The circle of Vienna offered interesting contributions and advances both in the field of philosophy and in that of the various branches of science, as we have seen previously. However, a few years after forming it would end up dissolving due to the historical events that happened during the time. We are talking about the rise to power of Hitler and Nazism .

The beginning of the end of the circle occurred when in June 1936 and on the way to teaching at the University, the one who was pioneer and founder of the Moritz Schlick Circle was killed on the stairs of it by a former student of his, Johann Nelböck , of ideology close to the Nazi (although apparently the murder occurred due to crazy ideas of type celotípico with respect to another of the students of Schlick, which had rejected the murderer).

The student would be arrested and imprisoned, but two years later he would be liberated by the Nazis by justifying their actions as an act to prevent harmful and threatening doctrines and paradigms for the nation, due to the fact that a large part of the Vienna Circle was made up of scientists of Jewish origin.

This murder, in addition to the later rise of Nazism, the annexation of Austria to the German regime and the persecution of the Jews that followed, would cause almost all the members of the Vienna Circle to flee to different countries, most of them to the United States.
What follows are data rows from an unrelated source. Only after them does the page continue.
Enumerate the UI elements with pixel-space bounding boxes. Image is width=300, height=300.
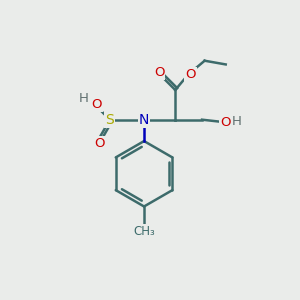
Text: O: O bbox=[220, 116, 231, 129]
Text: CH₃: CH₃ bbox=[133, 225, 155, 238]
Text: S: S bbox=[106, 113, 114, 127]
Text: H: H bbox=[79, 92, 89, 105]
Text: O: O bbox=[154, 66, 164, 79]
Text: O: O bbox=[91, 98, 101, 111]
Text: O: O bbox=[94, 137, 104, 150]
Text: N: N bbox=[139, 113, 149, 127]
Text: O: O bbox=[185, 68, 196, 81]
Text: H: H bbox=[232, 115, 242, 128]
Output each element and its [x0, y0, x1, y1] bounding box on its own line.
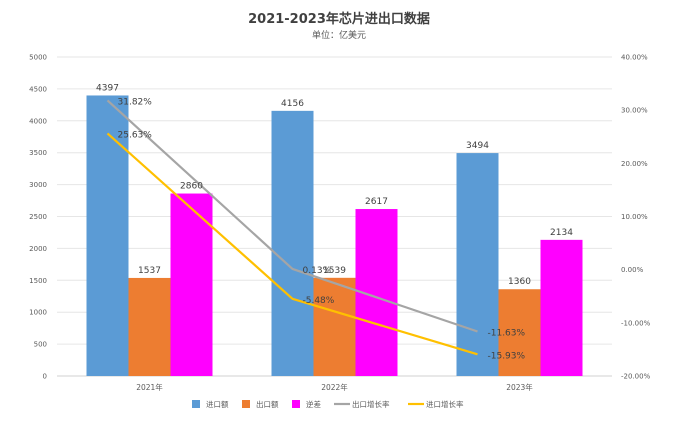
legend-label: 出口额	[256, 399, 279, 409]
line-data-label: -15.93%	[488, 351, 526, 361]
legend-label: 逆差	[306, 399, 321, 409]
bar-data-label: 2134	[550, 228, 573, 238]
legend-swatch	[292, 400, 300, 408]
bar-data-label: 4156	[281, 99, 304, 109]
right-axis-tick-label: 30.00%	[621, 107, 648, 115]
right-axis-tick-label: -20.00%	[621, 373, 651, 381]
right-axis-tick-label: -10.00%	[621, 319, 651, 327]
left-axis-tick-label: 1000	[29, 309, 47, 317]
bar-data-label: 1539	[323, 266, 346, 276]
left-axis-tick-label: 4000	[29, 117, 47, 125]
x-axis-category-label: 2023年	[506, 382, 533, 392]
bar-import	[271, 110, 314, 376]
category-axis: 2021年 2022年 2023年	[136, 382, 533, 392]
bar-data-label: 2860	[180, 182, 203, 192]
left-axis: 0 500 1000 1500 2000 2500 3000 3500 4000 4500 5000	[29, 54, 47, 381]
line-data-label: -5.48%	[303, 296, 335, 306]
bar-deficit	[540, 239, 583, 376]
bar-data-label: 1360	[508, 277, 531, 287]
left-axis-tick-label: 4500	[29, 85, 47, 93]
left-axis-tick-label: 500	[34, 341, 47, 349]
legend-swatch	[242, 400, 250, 408]
bar-export	[313, 277, 356, 376]
right-axis-tick-label: 0.00%	[621, 266, 644, 274]
line-data-label: 31.82%	[118, 97, 153, 107]
legend-label: 进口额	[206, 399, 229, 409]
left-axis-tick-label: 3500	[29, 149, 47, 157]
chart-subtitle: 单位：亿美元	[312, 29, 366, 41]
right-axis: -20.00% -10.00% 0.00% 10.00% 20.00% 30.00% 40.…	[621, 54, 651, 381]
bar-data-label: 4397	[96, 83, 119, 93]
legend-label: 进口增长率	[426, 399, 464, 409]
import-growth-line	[106, 132, 478, 356]
x-axis-category-label: 2022年	[321, 382, 348, 392]
bar-data-label: 3494	[466, 141, 489, 151]
left-axis-tick-label: 0	[43, 373, 47, 381]
left-axis-tick-label: 2500	[29, 213, 47, 221]
bar-deficit	[170, 193, 213, 376]
line-data-label: -11.63%	[488, 328, 526, 338]
right-axis-tick-label: 40.00%	[621, 54, 648, 62]
bars	[86, 95, 583, 376]
bar-data-label: 2617	[365, 197, 388, 207]
left-axis-tick-label: 2000	[29, 245, 47, 253]
x-axis-category-label: 2021年	[136, 382, 163, 392]
left-axis-tick-label: 3000	[29, 181, 47, 189]
data-labels: 4397 1537 2860 4156 1539 2617 3494 1360 2134 31.8…	[96, 83, 573, 361]
legend-swatch	[192, 400, 200, 408]
bar-export	[498, 289, 541, 376]
bar-export	[128, 277, 171, 376]
legend: 进口额 出口额 逆差 出口增长率 进口增长率	[192, 399, 464, 409]
lines	[106, 99, 478, 356]
bar-import	[456, 153, 499, 376]
left-axis-tick-label: 1500	[29, 277, 47, 285]
right-axis-tick-label: 10.00%	[621, 213, 648, 221]
chart-title: 2021-2023年芯片进出口数据	[248, 11, 430, 27]
left-axis-tick-label: 5000	[29, 54, 47, 62]
line-data-label: 25.63%	[118, 130, 153, 140]
right-axis-tick-label: 20.00%	[621, 160, 648, 168]
legend-label: 出口增长率	[352, 399, 390, 409]
bar-data-label: 1537	[138, 266, 161, 276]
bar-import	[86, 95, 129, 376]
export-growth-line	[106, 99, 478, 333]
line-data-label: 0.13%	[303, 266, 332, 276]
In the 38th publications of the Circle they were banned in Germany . A year later the last work of the Circle, the International Encyclopedia of Unified Science, would be published, this being the end of the Vienna Circle as such (although they would continue working on their own).

Only one member of the Circle would remain in Vienna, Víctor Kraft, around whom would form the one that would receive the name of Kraft Circle and that he would continue discussing various topics of scientific philosophy.

Bibliographic references:

  • Klimovsky, G. (2005). The misadventures of scientific knowledge 6th. Edition. AZ editor. Buenos Aires.
  • Lorenzano, P. (2002). The scientific conception of the world: the Vienna Circle. Networks 18. Journal of Studies on Science and Technology, 9 (18). Institute of Studies on Science and Technology. National University of Quilmes. Buenos Aires.
  • Urdanoz, T. (1984). History of Philosophy, T. VII. BAC: Madrid.

Does Consciousness Exist? By William James (April 2024).